AWS Kinesis connector
Amazon Web Services (AWS) Kinesis is a fully managed service that stores and processes large streams of data in real time.
StarTree customers can use the Amazon Kinesis connector to create a table in Apache Pinot. As soon as the integration is set up, StarTree will automatically start to ingest data from the specified Kinesis data stream.
To begin, from the StarTree Data Manager overview page, click Create a dataset.
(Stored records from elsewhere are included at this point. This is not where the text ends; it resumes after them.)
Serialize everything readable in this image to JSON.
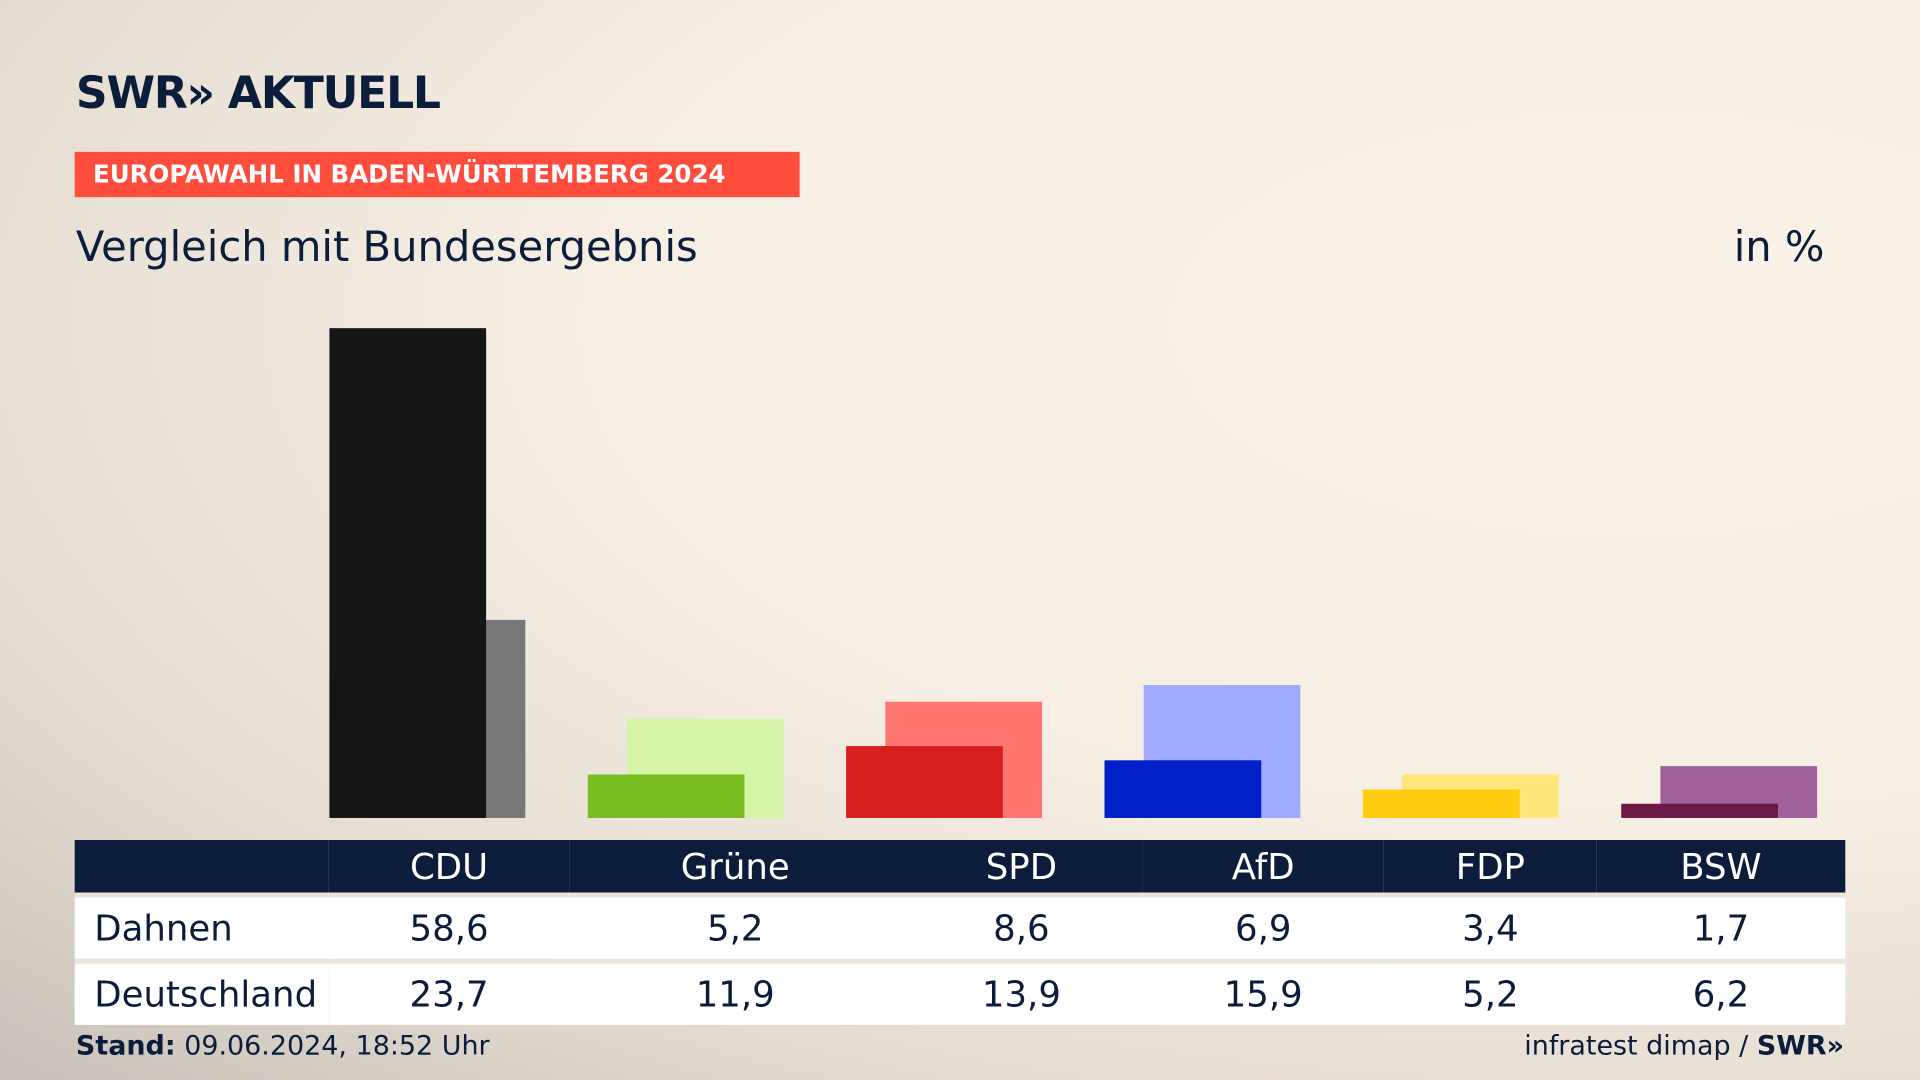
{
  "brand": "SWR» AKTUELL",
  "kicker": "EUROPAWAHL IN BADEN-WÜRTTEMBERG 2024",
  "title": "Vergleich mit Bundesergebnis",
  "unit": "in %",
  "row_labels": [
    "Dahnen",
    "Deutschland"
  ],
  "footer": {
    "stand_label": "Stand:",
    "stand_value": "09.06.2024, 18:52 Uhr",
    "source": "infratest dimap / ",
    "source_brand": "SWR»"
  },
  "chart_data": {
    "type": "bar",
    "title": "Vergleich mit Bundesergebnis",
    "ylabel": "in %",
    "categories": [
      "CDU",
      "Grüne",
      "SPD",
      "AfD",
      "FDP",
      "BSW"
    ],
    "series": [
      {
        "name": "Dahnen",
        "values": [
          "58,6",
          "5,2",
          "8,6",
          "6,9",
          "3,4",
          "1,7"
        ],
        "colors": [
          "#151515",
          "#78be20",
          "#d71f1f",
          "#0020c8",
          "#ffcc10",
          "#6b1a45"
        ]
      },
      {
        "name": "Deutschland",
        "values": [
          "23,7",
          "11,9",
          "13,9",
          "15,9",
          "5,2",
          "6,2"
        ],
        "colors": [
          "#777777",
          "#d7f5a8",
          "#ff7570",
          "#9daaff",
          "#ffe57a",
          "#a0609a"
        ]
      }
    ]
  }
}
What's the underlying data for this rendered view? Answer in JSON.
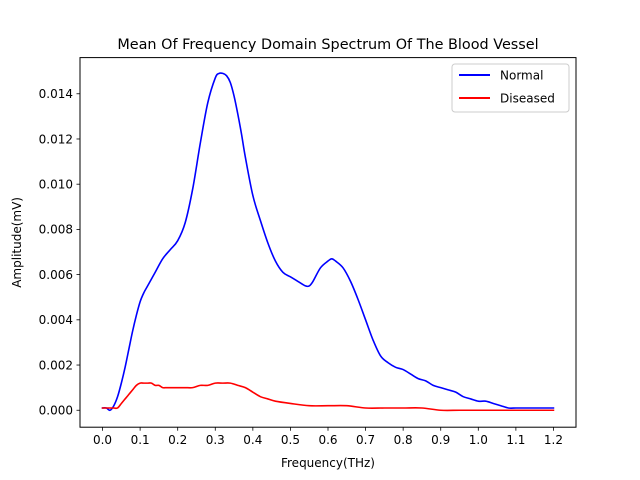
{
  "chart_data": {
    "type": "line",
    "title": "Mean Of Frequency Domain Spectrum Of The Blood Vessel",
    "xlabel": "Frequency(THz)",
    "ylabel": "Amplitude(mV)",
    "xlim": [
      -0.06,
      1.26
    ],
    "ylim": [
      -0.00075,
      0.0156
    ],
    "xticks": [
      "0.0",
      "0.1",
      "0.2",
      "0.3",
      "0.4",
      "0.5",
      "0.6",
      "0.7",
      "0.8",
      "0.9",
      "1.0",
      "1.1",
      "1.2"
    ],
    "yticks": [
      "0.000",
      "0.002",
      "0.004",
      "0.006",
      "0.008",
      "0.010",
      "0.012",
      "0.014"
    ],
    "grid": false,
    "legend_position": "top-right",
    "series": [
      {
        "name": "Normal",
        "color": "#0000ff",
        "x": [
          0.0,
          0.01,
          0.02,
          0.03,
          0.04,
          0.05,
          0.06,
          0.07,
          0.08,
          0.09,
          0.1,
          0.11,
          0.12,
          0.14,
          0.16,
          0.18,
          0.2,
          0.22,
          0.24,
          0.26,
          0.28,
          0.3,
          0.31,
          0.32,
          0.33,
          0.34,
          0.35,
          0.36,
          0.37,
          0.38,
          0.4,
          0.42,
          0.44,
          0.46,
          0.48,
          0.5,
          0.52,
          0.54,
          0.55,
          0.56,
          0.58,
          0.6,
          0.61,
          0.62,
          0.64,
          0.66,
          0.68,
          0.7,
          0.72,
          0.74,
          0.76,
          0.78,
          0.8,
          0.82,
          0.84,
          0.86,
          0.88,
          0.9,
          0.92,
          0.94,
          0.96,
          0.98,
          1.0,
          1.02,
          1.04,
          1.06,
          1.08,
          1.1,
          1.12,
          1.14,
          1.16,
          1.18,
          1.2
        ],
        "y": [
          0.0001,
          0.0001,
          0.0,
          0.0002,
          0.0006,
          0.0012,
          0.0019,
          0.0027,
          0.0035,
          0.0042,
          0.0048,
          0.0052,
          0.0055,
          0.0061,
          0.0067,
          0.0071,
          0.0075,
          0.0083,
          0.0098,
          0.0118,
          0.0136,
          0.0147,
          0.0149,
          0.0149,
          0.0148,
          0.0145,
          0.0139,
          0.0131,
          0.0122,
          0.0112,
          0.0095,
          0.0084,
          0.0074,
          0.0066,
          0.0061,
          0.0059,
          0.0057,
          0.0055,
          0.0055,
          0.0057,
          0.0063,
          0.0066,
          0.0067,
          0.0066,
          0.0063,
          0.0057,
          0.0049,
          0.004,
          0.0031,
          0.0024,
          0.0021,
          0.0019,
          0.0018,
          0.0016,
          0.0014,
          0.0013,
          0.0011,
          0.001,
          0.0009,
          0.0008,
          0.0006,
          0.0005,
          0.0004,
          0.0004,
          0.0003,
          0.0002,
          0.0001,
          0.0001,
          0.0001,
          0.0001,
          0.0001,
          0.0001,
          0.0001
        ]
      },
      {
        "name": "Diseased",
        "color": "#ff0000",
        "x": [
          0.0,
          0.01,
          0.02,
          0.03,
          0.04,
          0.05,
          0.06,
          0.07,
          0.08,
          0.09,
          0.1,
          0.11,
          0.12,
          0.13,
          0.14,
          0.15,
          0.16,
          0.17,
          0.18,
          0.2,
          0.22,
          0.24,
          0.26,
          0.28,
          0.3,
          0.32,
          0.34,
          0.36,
          0.38,
          0.4,
          0.42,
          0.44,
          0.46,
          0.5,
          0.55,
          0.6,
          0.65,
          0.7,
          0.75,
          0.8,
          0.85,
          0.9,
          0.95,
          1.0,
          1.05,
          1.1,
          1.15,
          1.2
        ],
        "y": [
          0.0001,
          0.0001,
          0.0001,
          0.0001,
          0.0001,
          0.0003,
          0.0005,
          0.0007,
          0.0009,
          0.0011,
          0.0012,
          0.0012,
          0.0012,
          0.0012,
          0.0011,
          0.0011,
          0.001,
          0.001,
          0.001,
          0.001,
          0.001,
          0.001,
          0.0011,
          0.0011,
          0.0012,
          0.0012,
          0.0012,
          0.0011,
          0.001,
          0.0008,
          0.0006,
          0.0005,
          0.0004,
          0.0003,
          0.0002,
          0.0002,
          0.0002,
          0.0001,
          0.0001,
          0.0001,
          0.0001,
          0.0,
          0.0,
          0.0,
          0.0,
          0.0,
          0.0,
          0.0
        ]
      }
    ]
  }
}
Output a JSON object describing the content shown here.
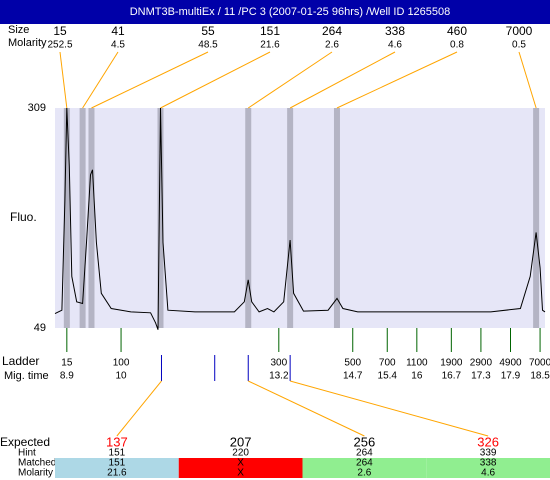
{
  "chart_data": {
    "type": "electropherogram",
    "title": "DNMT3B-multiEx / 11 /PC 3 (2007-01-25 96hrs) /Well ID 1265508",
    "size_label": "Size",
    "molarity_label": "Molarity",
    "peaks": {
      "sizes": [
        15,
        41,
        55,
        151,
        264,
        338,
        460,
        7000
      ],
      "molarities": [
        252.5,
        4.5,
        48.5,
        21.6,
        2.6,
        4.6,
        0.8,
        0.5
      ],
      "times": [
        8.9,
        9.22,
        9.4,
        10.8,
        12.58,
        13.43,
        14.38,
        18.42
      ]
    },
    "y_label": "Fluo.",
    "ylim": [
      49,
      309
    ],
    "yticks": [
      49,
      309
    ],
    "xlim": [
      8.66,
      18.6
    ],
    "trace": {
      "color": "#000000",
      "x": [
        8.66,
        8.8,
        8.86,
        8.9,
        8.95,
        9.0,
        9.1,
        9.22,
        9.3,
        9.38,
        9.42,
        9.5,
        9.6,
        9.8,
        10.2,
        10.6,
        10.7,
        10.75,
        10.8,
        10.85,
        10.95,
        11.5,
        12.3,
        12.5,
        12.58,
        12.65,
        12.8,
        12.97,
        13.1,
        13.3,
        13.43,
        13.5,
        13.7,
        14.2,
        14.38,
        14.5,
        14.8,
        17.5,
        18.1,
        18.3,
        18.42,
        18.5,
        18.55,
        18.6
      ],
      "values": [
        66,
        70,
        200,
        309,
        240,
        110,
        80,
        78,
        150,
        230,
        236,
        150,
        90,
        72,
        68,
        67,
        55,
        47,
        309,
        150,
        70,
        68,
        68,
        80,
        106,
        80,
        68,
        72,
        68,
        80,
        153,
        90,
        69,
        70,
        84,
        72,
        68,
        68,
        72,
        110,
        162,
        120,
        70,
        68
      ]
    },
    "ladder": {
      "label": "Ladder",
      "time_label": "Mig. time",
      "color": "#006400",
      "sizes": [
        15,
        100,
        300,
        500,
        700,
        1100,
        1900,
        2900,
        4900,
        7000
      ],
      "times": [
        8.9,
        10,
        13.2,
        14.7,
        15.4,
        16,
        16.7,
        17.3,
        17.9,
        18.5
      ]
    },
    "expected_times": [
      10.82,
      11.9,
      12.58,
      13.43
    ],
    "table": {
      "row_labels": [
        "Expected",
        "Hint",
        "Matched",
        "Molarity"
      ],
      "expected": [
        137,
        207,
        256,
        326
      ],
      "expected_colors": [
        "#ff0000",
        "#000000",
        "#000000",
        "#ff0000"
      ],
      "hint": [
        151,
        220,
        264,
        339
      ],
      "matched": [
        151,
        "X",
        264,
        338
      ],
      "molarity": [
        21.6,
        "X",
        2.6,
        4.6
      ],
      "match_colors": [
        "#add8e6",
        "#ff0000",
        "#90ee90",
        "#90ee90"
      ]
    }
  }
}
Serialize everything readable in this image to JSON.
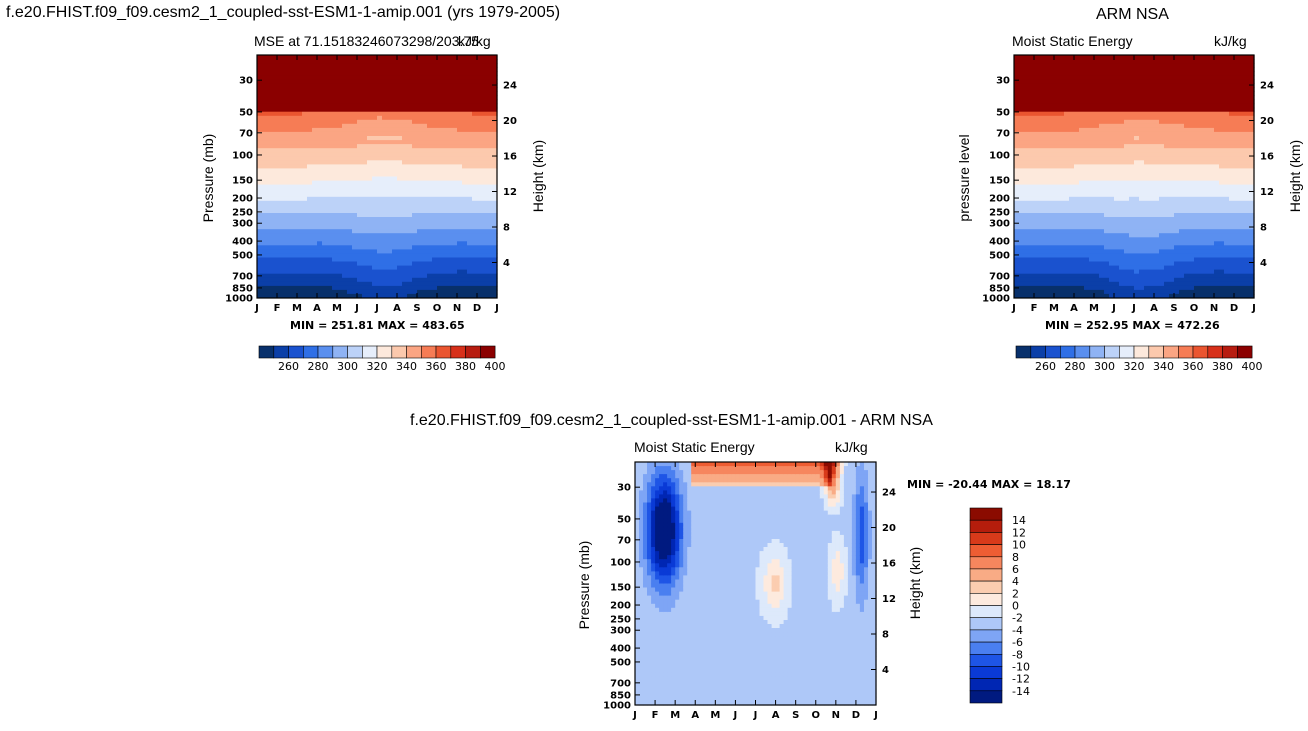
{
  "main_title": "f.e20.FHIST.f09_f09.cesm2_1_coupled-sst-ESM1-1-amip.001 (yrs 1979-2005)",
  "obs_title": "ARM NSA",
  "diff_title": "f.e20.FHIST.f09_f09.cesm2_1_coupled-sst-ESM1-1-amip.001 - ARM NSA",
  "colors": {
    "abs_levels": [
      "#08306b",
      "#0b3fa8",
      "#1a52cf",
      "#2f6fe6",
      "#5a8fef",
      "#8fb3f4",
      "#bcd2f8",
      "#e6eefb",
      "#fde9dc",
      "#fcc9ad",
      "#fba583",
      "#f67c55",
      "#ea5530",
      "#d7301a",
      "#b71c10",
      "#8b0000"
    ],
    "diff_levels": [
      "#001a80",
      "#0026b3",
      "#0a3ad6",
      "#1e55e6",
      "#4a7ff0",
      "#7ea5f5",
      "#aec8f8",
      "#dde9fb",
      "#fdeade",
      "#fbcdb0",
      "#f9ab85",
      "#f6865e",
      "#ee5d33",
      "#d83a1a",
      "#b51d0c",
      "#8b0b00"
    ]
  },
  "chart_data": [
    {
      "id": "model",
      "type": "heatmap",
      "subtitle_left": "MSE at 71.15183246073298/203.75",
      "subtitle_right": "kJ/kg",
      "ylabel": "Pressure (mb)",
      "ylabel_right": "Height (km)",
      "months": [
        "J",
        "F",
        "M",
        "A",
        "M",
        "J",
        "J",
        "A",
        "S",
        "O",
        "N",
        "D",
        "J"
      ],
      "pressure_ticks": [
        "30",
        "50",
        "70",
        "100",
        "150",
        "200",
        "250",
        "300",
        "400",
        "500",
        "700",
        "850",
        "1000"
      ],
      "height_ticks": [
        "24",
        "20",
        "16",
        "12",
        "8",
        "4"
      ],
      "minmax": "MIN = 251.81  MAX = 483.65",
      "levels": [
        260,
        270,
        280,
        290,
        300,
        310,
        320,
        330,
        340,
        350,
        360,
        370,
        380,
        390,
        400
      ],
      "colorbar_labels": [
        "260",
        "280",
        "300",
        "320",
        "340",
        "360",
        "380",
        "400"
      ],
      "base_p": [
        265,
        269,
        279,
        290,
        303,
        317,
        332,
        347,
        360,
        374,
        389,
        403
      ],
      "month_shift": [
        0,
        0,
        0,
        2,
        3,
        5,
        7,
        6,
        4,
        2,
        1,
        0,
        0
      ],
      "month_shift_low": [
        0,
        0,
        0,
        1,
        4,
        9,
        14,
        12,
        6,
        2,
        0,
        0,
        0
      ]
    },
    {
      "id": "obs",
      "type": "heatmap",
      "subtitle_left": "Moist Static Energy",
      "subtitle_right": "kJ/kg",
      "ylabel": "pressure level",
      "ylabel_right": "Height (km)",
      "months": [
        "J",
        "F",
        "M",
        "A",
        "M",
        "J",
        "J",
        "A",
        "S",
        "O",
        "N",
        "D",
        "J"
      ],
      "pressure_ticks": [
        "30",
        "50",
        "70",
        "100",
        "150",
        "200",
        "250",
        "300",
        "400",
        "500",
        "700",
        "850",
        "1000"
      ],
      "height_ticks": [
        "24",
        "20",
        "16",
        "12",
        "8",
        "4"
      ],
      "minmax": "MIN = 252.95  MAX = 472.26",
      "levels": [
        260,
        270,
        280,
        290,
        300,
        310,
        320,
        330,
        340,
        350,
        360,
        370,
        380,
        390,
        400
      ],
      "colorbar_labels": [
        "260",
        "280",
        "300",
        "320",
        "340",
        "360",
        "380",
        "400"
      ],
      "base_p": [
        264,
        268,
        278,
        289,
        302,
        316,
        331,
        346,
        359,
        373,
        388,
        401
      ],
      "month_shift": [
        0,
        0,
        0,
        1,
        3,
        4,
        6,
        5,
        4,
        2,
        1,
        0,
        0
      ],
      "month_shift_low": [
        0,
        0,
        0,
        1,
        4,
        10,
        15,
        13,
        7,
        2,
        0,
        0,
        0
      ]
    },
    {
      "id": "diff",
      "type": "heatmap",
      "subtitle_left": "Moist Static Energy",
      "subtitle_right": "kJ/kg",
      "ylabel": "Pressure (mb)",
      "ylabel_right": "Height (km)",
      "months": [
        "J",
        "F",
        "M",
        "A",
        "M",
        "J",
        "J",
        "A",
        "S",
        "O",
        "N",
        "D",
        "J"
      ],
      "pressure_ticks": [
        "30",
        "50",
        "70",
        "100",
        "150",
        "200",
        "250",
        "300",
        "400",
        "500",
        "700",
        "850",
        "1000"
      ],
      "height_ticks": [
        "24",
        "20",
        "16",
        "12",
        "8",
        "4"
      ],
      "minmax": "MIN = -20.44  MAX =   18.17",
      "levels": [
        -14,
        -12,
        -10,
        -8,
        -6,
        -4,
        -2,
        0,
        2,
        4,
        6,
        8,
        10,
        12,
        14
      ],
      "colorbar_labels": [
        "14",
        "12",
        "10",
        "8",
        "6",
        "4",
        "2",
        "0",
        "-2",
        "-4",
        "-6",
        "-8",
        "-10",
        "-12",
        "-14"
      ]
    }
  ]
}
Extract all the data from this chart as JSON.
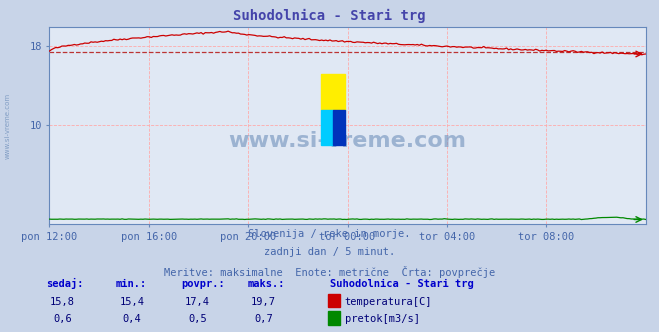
{
  "title": "Suhodolnica - Stari trg",
  "title_color": "#4444aa",
  "bg_color": "#c8d4e8",
  "plot_bg_color": "#e0e8f4",
  "grid_color": "#ffaaaa",
  "axis_color": "#6688bb",
  "tick_color": "#4466aa",
  "xlabels": [
    "pon 12:00",
    "pon 16:00",
    "pon 20:00",
    "tor 00:00",
    "tor 04:00",
    "tor 08:00"
  ],
  "ylim": [
    0,
    20
  ],
  "yticks": [
    10,
    18
  ],
  "temp_color": "#cc0000",
  "flow_color": "#008800",
  "avg_temp": 17.4,
  "avg_flow": 0.5,
  "max_temp": 19.7,
  "min_temp": 15.4,
  "max_flow": 0.7,
  "min_flow": 0.4,
  "cur_temp": 15.8,
  "cur_flow": 0.6,
  "watermark": "www.si-vreme.com",
  "watermark_color": "#7090bb",
  "footer_line1": "Slovenija / reke in morje.",
  "footer_line2": "zadnji dan / 5 minut.",
  "footer_line3": "Meritve: maksimalne  Enote: metrične  Črta: povprečje",
  "legend_title": "Suhodolnica - Stari trg",
  "legend_temp": "temperatura[C]",
  "legend_flow": "pretok[m3/s]",
  "label_sedaj": "sedaj:",
  "label_min": "min.:",
  "label_povpr": "povpr.:",
  "label_maks": "maks.:",
  "n_points": 288,
  "label_color": "#0000cc",
  "val_color": "#000077",
  "footer_color": "#4466aa"
}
Then, on the Select Connection Type page, click Amazon Kinesis.
Connect StarTree to Amazon Kinesis
Use one of the following methods to create a connection to AWS Kinesis:
- AWS access and secret keys
- AWS cross-account Identity and Access Management (IAM) roles
Both of these options require you to configure an AWS IAM policy first.
Configure AWS IAM policy
-
Open the AWS IAM dashboard, click Policies, and click Create policy.
-
Click the JSON tab and create the following policy, replacing my-stream-name with the stream name that you will use to establish the connection.
{
"Version": "2012-10-17",
"Statement": [
{
"Sid": "VisualEditor0",
"Effect": "Allow",
"Action": [
"kinesis:ListShards",
"kinesis:DescribeStream",
"kinesis:GetRecords",
"kinesis:GetShardIterator"
],
"Resource": [
"arn:aws:kinesis:*:*:stream/my-stream-name"
]
},
{
"Sid": "VisualEditor1",
"Effect": "Allow",
"Action": [
"kinesis:ListStreams"
],
"Resource": [
"*"
]
}
]
}
- Provide the Policy name, such as
kinesis-my-stream-policy
, and click Create policy.
Select one of the connection creation options to continue.
Option 1: Create a connection using access and secret keys
You will need the following information to create a connection with Amazon Kinesis when using your AWS access key and a secret key pair.
- Region: The AWS region where the Kinesis stream resides. you can find this information in the Kinesis dashboard.
- Access & Secret Key: You can generate AWS Account and Access Keys in the AWS IAM console (opens in a new tab).
Create an AWS access and secret key pair
If you do not have an access key and secret key pair, follow these steps to generate one.
-
Open the AWS IAM console (opens in a new tab), click Users, and click Add users.
-
Enter a User name, such as
startree-my-stream-user
, and click Next. -
Under Permission options, select Attach policies directly.
-
Use search to find the policy name you created earlier, it was
kinesis-my-stream-policy
in our example. Click Next and click Create user. -
Return to the AWS IAM Dashboard, click Users, then select the user name that you just created, like
startree-my-stream-user
in our example. -
Select the Security credentials tab and click Create access key.
-
Click Application running on an AWS compute service, click Next, and click Create access key.
-
Copy the Access key and the Secret access key from here and enter them in the Data Manager.
Continue in the Create dataset section.
Option 2: Create a connection using AWS IAM roles
You will need the following information to create a connection with Amazon Kinesis when using AWS IAM Roles:
- Region: The AWS region where the Kinesis stream resides. You can find this information in the Amazon Kinesis dashboard.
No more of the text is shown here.